Dios había utilizado la disciplina, durante tantos años dolorosos, para purificar a Jacob y separar el precioso metal de la escoria. De entre todos los patriarcas, ninguno es como Jacob, cuyo lecho de muerte se ve rodeado de semejante esplendor. “Adoró apoyado sobre el extremo de su bordón”. Ese bordón había sido el compañero de su largo peregrinaje, había visto todos sus errores y había sido testigo, en cada ocasión, de su restauración. Ahora, apoyado en él, adora.
La bendición de Jacob era producto de la fe, cuando bendecía a los hijos de José. A su lado se deja ver la debilidad de José, aquel que desde su juventud y durante toda su carrera había sido famoso por su sabiduría; pero ahora es el sabio Jacob, y no el sabio José. Jacob, al morir, muestra una inteligencia mayor que la de su hijo (Génesis 48:17-20). Antaño la marcha de Jacob había sido a menudo reprensible, y José había visto a su padre dar más de un mal paso. Pero, ahora, José mostraba su predilección por su hijo primogénito y su apego a las prerrogativas de la carne en la persona de Manasés. Es algo dulce pensar que su juicio fue rectificado por Jacob quien, en otro tiempo, había errado. Ahora la fe obtuvo la victoria. Jacob mira a Dios y adora, apoyado en el extremo de su bordón. Su corazón se hallaba en perfecto reposo después de todo su peregrinaje. Encontramos en Jacob un corazón feliz no sólo de acudir a Dios, sino de gozar del Dios que tenía aquí abajo. Jacob adora. En el cielo siempre adoraremos pero, mientras estemos aquí abajo, debemos estar como peregrinos en Su presencia para adorarle.
3) José
“Por la fe José, al morir, mencionó la salida de los hijos de Israel, y dio mandamiento acerca de sus huesos” (Hebreos 11:22).

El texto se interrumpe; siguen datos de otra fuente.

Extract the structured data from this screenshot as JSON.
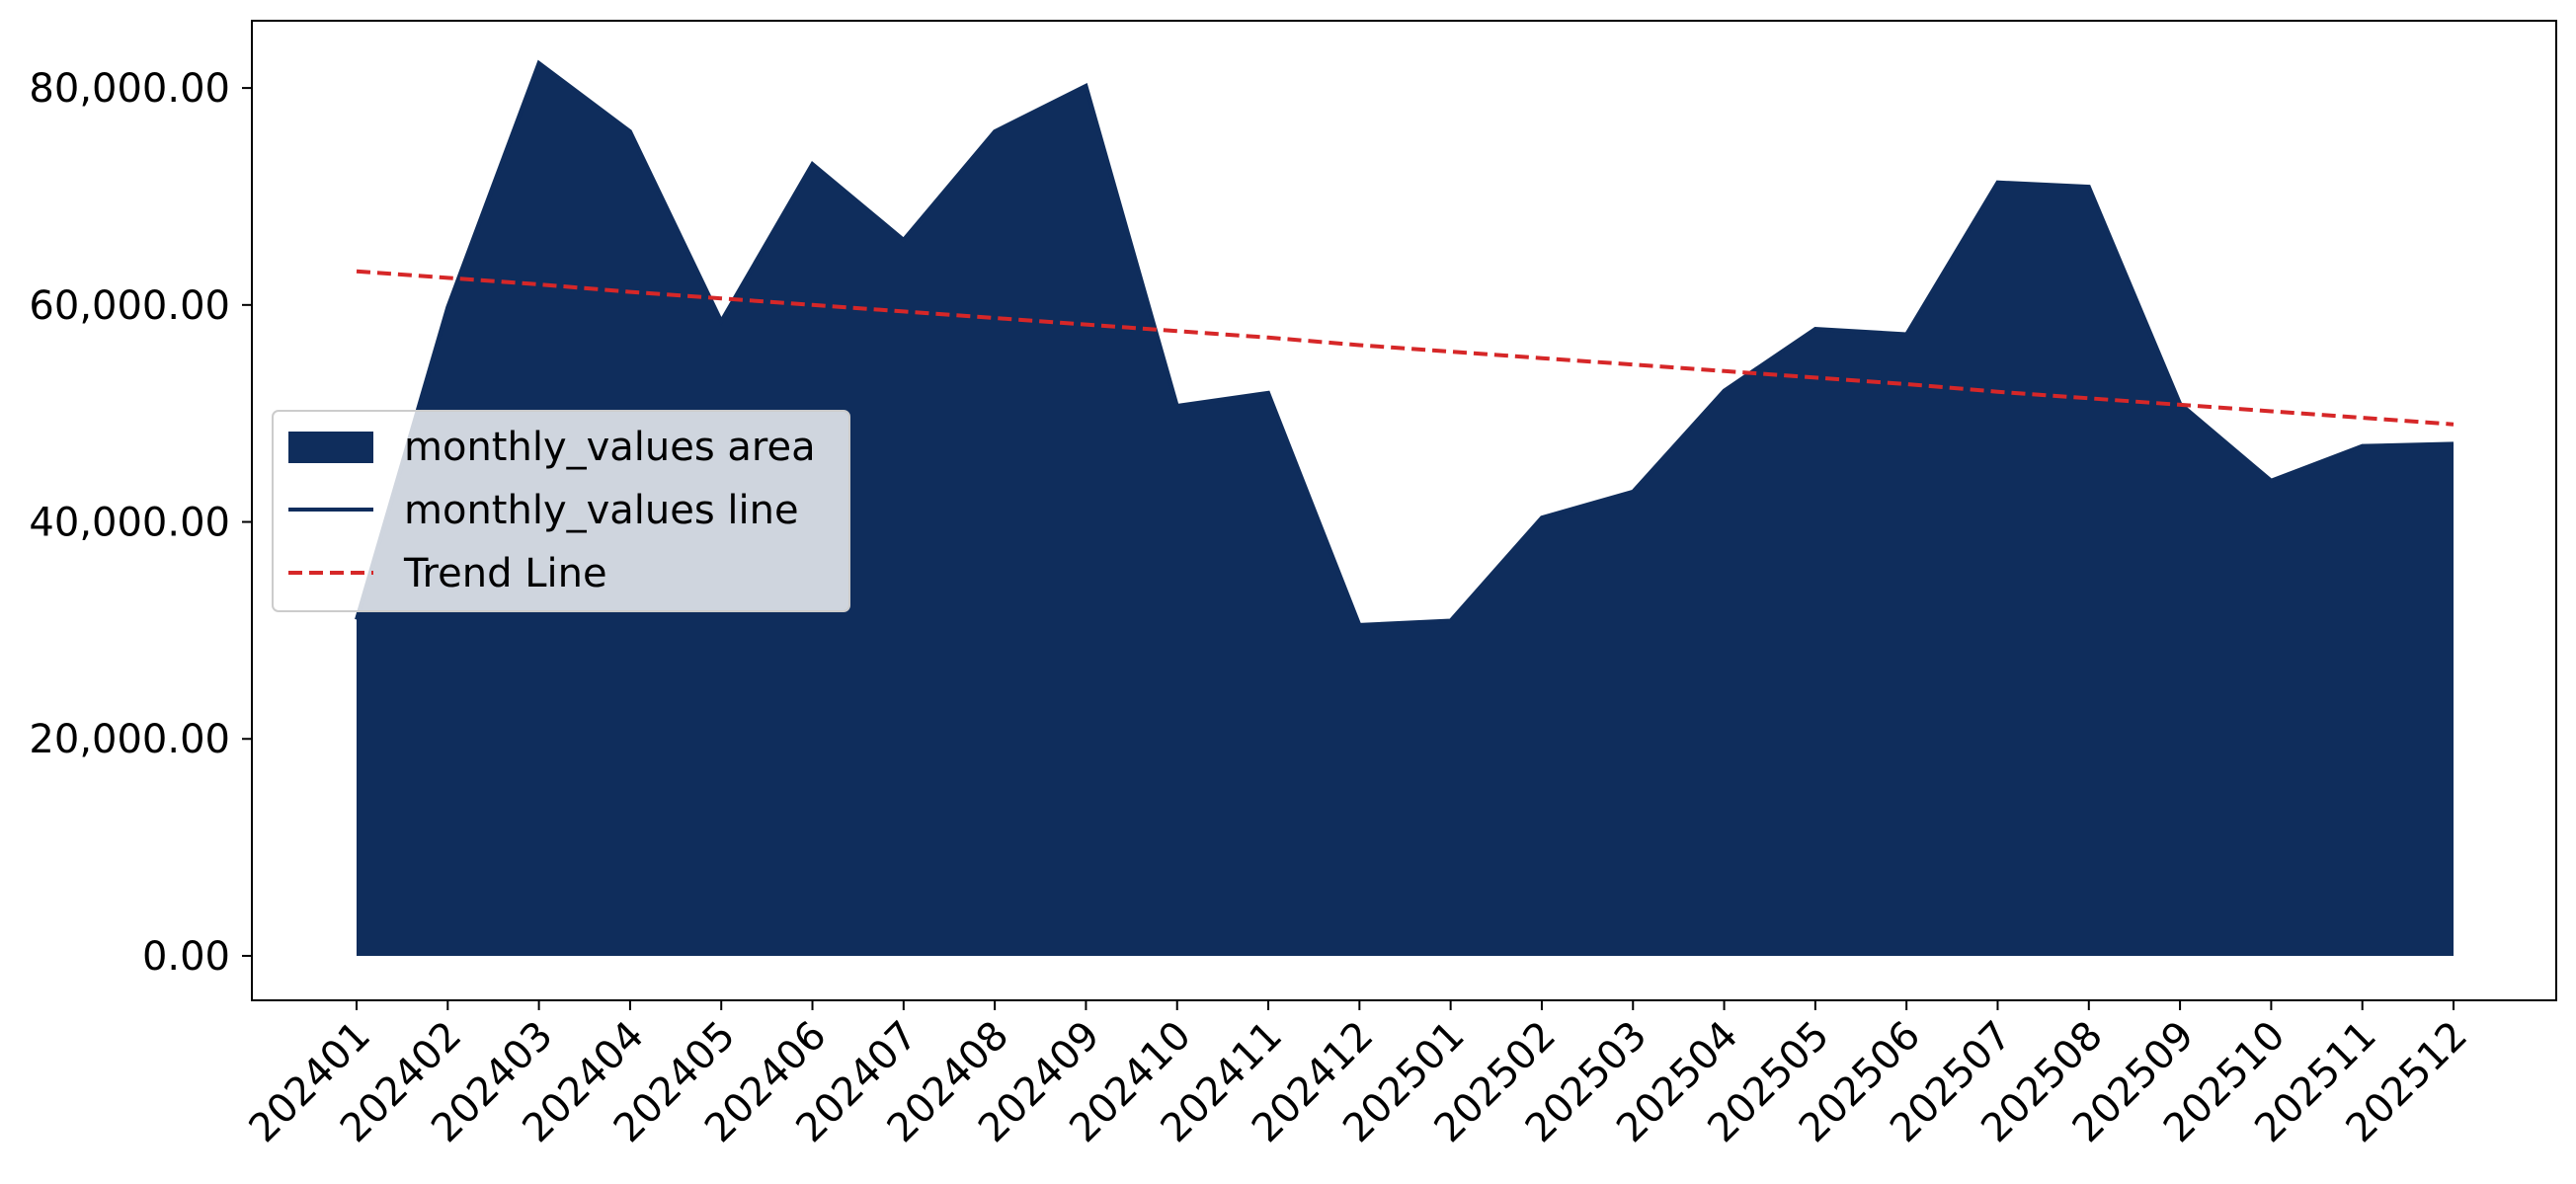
{
  "chart_data": {
    "type": "area",
    "title": "",
    "xlabel": "",
    "ylabel": "",
    "categories": [
      "202401",
      "202402",
      "202403",
      "202404",
      "202405",
      "202406",
      "202407",
      "202408",
      "202409",
      "202410",
      "202411",
      "202412",
      "202501",
      "202502",
      "202503",
      "202504",
      "202505",
      "202506",
      "202507",
      "202508",
      "202509",
      "202510",
      "202511",
      "202512"
    ],
    "series": [
      {
        "name": "monthly_values area",
        "kind": "area",
        "color": "#0f2d5c",
        "values": [
          31000,
          59800,
          82300,
          76000,
          58500,
          73000,
          66000,
          76000,
          80200,
          50700,
          51900,
          30500,
          30900,
          40400,
          42800,
          52100,
          57800,
          57300,
          71300,
          70900,
          50900,
          43800,
          47000,
          47200
        ]
      },
      {
        "name": "monthly_values line",
        "kind": "line",
        "color": "#0f2d5c",
        "values": [
          31000,
          59800,
          82300,
          76000,
          58500,
          73000,
          66000,
          76000,
          80200,
          50700,
          51900,
          30500,
          30900,
          40400,
          42800,
          52100,
          57800,
          57300,
          71300,
          70900,
          50900,
          43800,
          47000,
          47200
        ]
      },
      {
        "name": "Trend Line",
        "kind": "dashed-line",
        "color": "#d62728",
        "values": [
          63100,
          62500,
          61900,
          61200,
          60600,
          60000,
          59400,
          58800,
          58200,
          57600,
          57000,
          56300,
          55700,
          55100,
          54500,
          53900,
          53300,
          52700,
          52000,
          51400,
          50800,
          50200,
          49600,
          49000
        ]
      }
    ],
    "yticks": [
      "0.00",
      "20,000.00",
      "40,000.00",
      "60,000.00",
      "80,000.00"
    ],
    "ytick_values": [
      0,
      20000,
      40000,
      60000,
      80000
    ],
    "ylim": [
      -4100,
      86200
    ],
    "grid": false,
    "legend_position": "center-left"
  }
}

Si hubo un hombre que pudo apegarse a Egipto del modo más natural, ése fue José. Había sido enviado allí por Dios y allí fue exaltado. Egipto le debía su conservación; allí le había sido dada una nueva familia. Sin embargo, él es quien mencionó la salida de los hijos de Israel. No fue Jacob, sino José quien, “por la fe”, mencionó la salida de los hijos de Israel. Esto quiere decir que su corazón no estaba en Egipto. No daba valor a ese país y tan sólo se hallaba allí —por un tiempo— para cumplir la voluntad de Dios, pues Dios, por intermedio de él, había obrado cosas importantes en ese país. Ahora, a punto de dejar esta vida, anticipa uno mejor: el de Canaán. Pone los ojos en una esperanza mejor y en una gloria más preciosa, cuando el pueblo sea no sólo introducido en Canaán por medio de Moisés, sino que alcance la bendición en la resurrección. Se nos dice que “dio mandamiento acerca de sus huesos”, porque el Espíritu va siempre hasta la plena bendición final del pueblo de Dios.
Que el Señor nos conceda más y más esta victoria de la fe y un andar exclusivamente para Él y con Él.